Let’s take a look at the Three Seas region and its economic prospects. Over the past 30 years, ever since the fall of communism in this part of Europe, the countries making up the Three Seas region have had an average GDP growth of around 3 percent per year. Is this pace of growth sustainable? Can they keep it up for another two or even three decades?
When parts of East Asia experienced quick economic growth in the 1970s and 1980s, they managed to brand themselves with the help of the phrase “The Four Asian Tigers” (South Korea, Taiwan, Singapore, and Hong Kong). Later, they were followed by the so-called “Tiger Cub Economies” (Indonesia, Malaysia, the Philippines, Thailand, and Vietnam). In comparison, despite the decades-long swift economic growth, The Three Seas region has so far not been able to brand itself as an economic success story in the making. How should the region communicate its achievements to the world?
I do believe that the region could successfully promote its own so-called “economic miracle story” to the world. Here, the story about the reform process is absolutely crucial. The key is to attract as much investment as possible. Not necessarily just outside investments but also intra-regional investments between the Three Seas countries themselves. These investments create jobs and also increase people’s incomes. So making sure that the word gets out to the world through a well-crafted PR campaign can bring back very tangible results.

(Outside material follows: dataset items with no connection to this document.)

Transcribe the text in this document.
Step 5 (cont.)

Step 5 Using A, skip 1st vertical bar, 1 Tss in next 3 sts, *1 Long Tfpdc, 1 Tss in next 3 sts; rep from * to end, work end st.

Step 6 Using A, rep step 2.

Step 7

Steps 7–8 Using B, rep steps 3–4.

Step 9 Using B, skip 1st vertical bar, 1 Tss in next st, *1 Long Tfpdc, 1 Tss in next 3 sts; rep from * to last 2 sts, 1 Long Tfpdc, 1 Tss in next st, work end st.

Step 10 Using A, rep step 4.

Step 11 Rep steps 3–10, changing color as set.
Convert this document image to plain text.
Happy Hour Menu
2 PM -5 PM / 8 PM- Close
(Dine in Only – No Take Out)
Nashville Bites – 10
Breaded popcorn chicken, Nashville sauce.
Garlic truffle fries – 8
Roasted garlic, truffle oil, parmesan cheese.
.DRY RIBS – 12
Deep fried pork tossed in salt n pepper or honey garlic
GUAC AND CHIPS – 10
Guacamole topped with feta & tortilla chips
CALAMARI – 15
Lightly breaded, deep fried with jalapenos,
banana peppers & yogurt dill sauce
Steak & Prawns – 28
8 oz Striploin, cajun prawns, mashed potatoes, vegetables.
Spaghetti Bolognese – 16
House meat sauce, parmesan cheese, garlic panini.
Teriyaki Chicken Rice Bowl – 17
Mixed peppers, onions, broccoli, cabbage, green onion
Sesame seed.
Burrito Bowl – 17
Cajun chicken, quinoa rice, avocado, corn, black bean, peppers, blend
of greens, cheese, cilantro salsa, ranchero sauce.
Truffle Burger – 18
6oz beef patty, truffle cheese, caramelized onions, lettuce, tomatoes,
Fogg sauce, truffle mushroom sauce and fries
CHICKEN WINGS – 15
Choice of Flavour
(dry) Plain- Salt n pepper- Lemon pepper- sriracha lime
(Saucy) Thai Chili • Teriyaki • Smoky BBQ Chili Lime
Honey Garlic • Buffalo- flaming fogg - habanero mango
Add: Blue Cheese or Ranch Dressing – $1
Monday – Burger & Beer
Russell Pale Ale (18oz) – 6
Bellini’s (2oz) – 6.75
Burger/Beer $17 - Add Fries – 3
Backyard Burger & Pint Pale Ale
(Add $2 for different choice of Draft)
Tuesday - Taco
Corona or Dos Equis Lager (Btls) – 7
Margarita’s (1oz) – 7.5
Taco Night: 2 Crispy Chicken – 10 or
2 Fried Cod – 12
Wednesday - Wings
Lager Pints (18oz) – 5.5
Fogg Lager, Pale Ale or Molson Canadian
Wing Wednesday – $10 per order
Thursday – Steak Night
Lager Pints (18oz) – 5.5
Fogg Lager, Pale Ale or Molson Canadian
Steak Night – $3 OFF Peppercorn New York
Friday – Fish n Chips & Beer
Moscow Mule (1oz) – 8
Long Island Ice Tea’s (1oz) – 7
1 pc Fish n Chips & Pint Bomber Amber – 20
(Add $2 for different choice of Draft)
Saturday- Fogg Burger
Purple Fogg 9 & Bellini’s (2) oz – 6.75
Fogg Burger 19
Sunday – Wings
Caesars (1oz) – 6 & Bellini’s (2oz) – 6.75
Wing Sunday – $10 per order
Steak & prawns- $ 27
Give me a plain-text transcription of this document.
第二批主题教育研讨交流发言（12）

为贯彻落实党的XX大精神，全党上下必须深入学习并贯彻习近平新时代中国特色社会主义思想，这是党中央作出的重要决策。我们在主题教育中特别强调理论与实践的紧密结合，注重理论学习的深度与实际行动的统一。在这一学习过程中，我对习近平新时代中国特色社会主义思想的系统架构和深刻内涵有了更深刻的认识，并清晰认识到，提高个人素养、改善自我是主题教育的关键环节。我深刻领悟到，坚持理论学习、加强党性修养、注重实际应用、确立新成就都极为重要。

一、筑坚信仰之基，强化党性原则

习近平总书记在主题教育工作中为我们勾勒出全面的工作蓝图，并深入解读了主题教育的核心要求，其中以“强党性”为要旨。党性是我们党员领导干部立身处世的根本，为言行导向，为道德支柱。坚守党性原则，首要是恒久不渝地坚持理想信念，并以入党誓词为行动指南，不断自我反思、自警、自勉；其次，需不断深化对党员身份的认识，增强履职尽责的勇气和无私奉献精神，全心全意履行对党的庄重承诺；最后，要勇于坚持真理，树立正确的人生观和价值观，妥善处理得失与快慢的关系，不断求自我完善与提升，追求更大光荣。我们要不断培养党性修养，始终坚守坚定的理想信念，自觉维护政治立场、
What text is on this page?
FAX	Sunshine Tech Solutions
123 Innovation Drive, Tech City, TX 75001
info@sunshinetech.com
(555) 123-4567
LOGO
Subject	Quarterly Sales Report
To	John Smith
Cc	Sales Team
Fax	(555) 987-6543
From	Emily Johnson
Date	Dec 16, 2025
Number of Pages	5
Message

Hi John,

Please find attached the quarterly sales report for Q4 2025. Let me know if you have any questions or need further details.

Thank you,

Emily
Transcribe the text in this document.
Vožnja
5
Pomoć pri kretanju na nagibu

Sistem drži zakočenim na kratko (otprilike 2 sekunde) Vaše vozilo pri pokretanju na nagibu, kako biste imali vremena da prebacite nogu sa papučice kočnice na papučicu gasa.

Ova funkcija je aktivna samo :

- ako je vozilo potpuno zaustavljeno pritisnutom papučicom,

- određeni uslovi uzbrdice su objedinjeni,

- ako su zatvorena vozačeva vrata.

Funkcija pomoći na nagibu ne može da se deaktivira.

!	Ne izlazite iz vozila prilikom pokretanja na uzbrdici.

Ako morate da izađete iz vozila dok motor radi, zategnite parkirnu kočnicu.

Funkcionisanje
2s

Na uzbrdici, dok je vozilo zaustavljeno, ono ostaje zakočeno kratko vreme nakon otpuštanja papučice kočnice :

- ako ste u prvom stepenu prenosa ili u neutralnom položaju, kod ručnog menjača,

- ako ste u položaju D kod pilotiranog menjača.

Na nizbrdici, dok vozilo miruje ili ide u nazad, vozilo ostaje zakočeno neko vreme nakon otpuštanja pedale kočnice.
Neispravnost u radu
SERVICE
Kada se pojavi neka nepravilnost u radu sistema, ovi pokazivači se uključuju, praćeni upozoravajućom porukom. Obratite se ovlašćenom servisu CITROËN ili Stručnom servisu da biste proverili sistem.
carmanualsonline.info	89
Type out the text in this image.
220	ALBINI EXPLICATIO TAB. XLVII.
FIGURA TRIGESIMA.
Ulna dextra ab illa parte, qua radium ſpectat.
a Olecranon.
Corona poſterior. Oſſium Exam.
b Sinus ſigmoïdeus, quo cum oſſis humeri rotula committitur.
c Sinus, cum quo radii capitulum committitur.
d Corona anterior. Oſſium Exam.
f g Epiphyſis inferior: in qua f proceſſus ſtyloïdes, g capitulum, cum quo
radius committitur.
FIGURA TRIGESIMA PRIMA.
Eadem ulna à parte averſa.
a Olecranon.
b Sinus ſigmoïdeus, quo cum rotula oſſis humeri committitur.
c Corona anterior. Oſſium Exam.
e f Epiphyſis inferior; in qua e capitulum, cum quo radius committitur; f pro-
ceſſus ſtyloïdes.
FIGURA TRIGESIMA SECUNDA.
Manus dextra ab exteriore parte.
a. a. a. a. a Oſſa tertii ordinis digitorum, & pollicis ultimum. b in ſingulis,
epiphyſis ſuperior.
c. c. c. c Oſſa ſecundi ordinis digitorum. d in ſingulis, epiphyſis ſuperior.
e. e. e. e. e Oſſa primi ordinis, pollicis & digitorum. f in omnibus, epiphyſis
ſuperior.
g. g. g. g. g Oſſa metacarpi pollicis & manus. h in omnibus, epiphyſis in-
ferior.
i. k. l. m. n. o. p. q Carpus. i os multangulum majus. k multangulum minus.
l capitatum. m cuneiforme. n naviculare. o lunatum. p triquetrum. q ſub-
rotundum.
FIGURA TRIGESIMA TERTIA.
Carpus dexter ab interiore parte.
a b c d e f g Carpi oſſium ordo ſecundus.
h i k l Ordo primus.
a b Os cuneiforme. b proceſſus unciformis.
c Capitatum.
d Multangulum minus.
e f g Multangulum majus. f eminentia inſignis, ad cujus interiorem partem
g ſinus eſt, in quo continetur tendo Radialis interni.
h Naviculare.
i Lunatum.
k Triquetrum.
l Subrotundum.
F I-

When it comes to external investors, there have been some questions raised recently about how they will react to the war in Ukraine. There have been voices saying that the war has made some investors a bit apprehensive about investing in this part of the world as the Russian Army and its activities could spell trouble in the future. Is this something investors should worry about, or is NATO’s article 5 and its provisions of collective defense enough for the safety of their investments to be guaranteed?
I believe that it is. I sometimes think about how… and this is not just here, it also applies to many places in Africa… we often overprice risk and underprice opportunity. If the region is able to present a good case and brand itself in the right way, the investors that are out there will notice and come. Many of them will realize that this is a region with tremendous economic growth and that we can’t see an end to that trend on the horizon. I believe that the future of this part of Europe is very bright.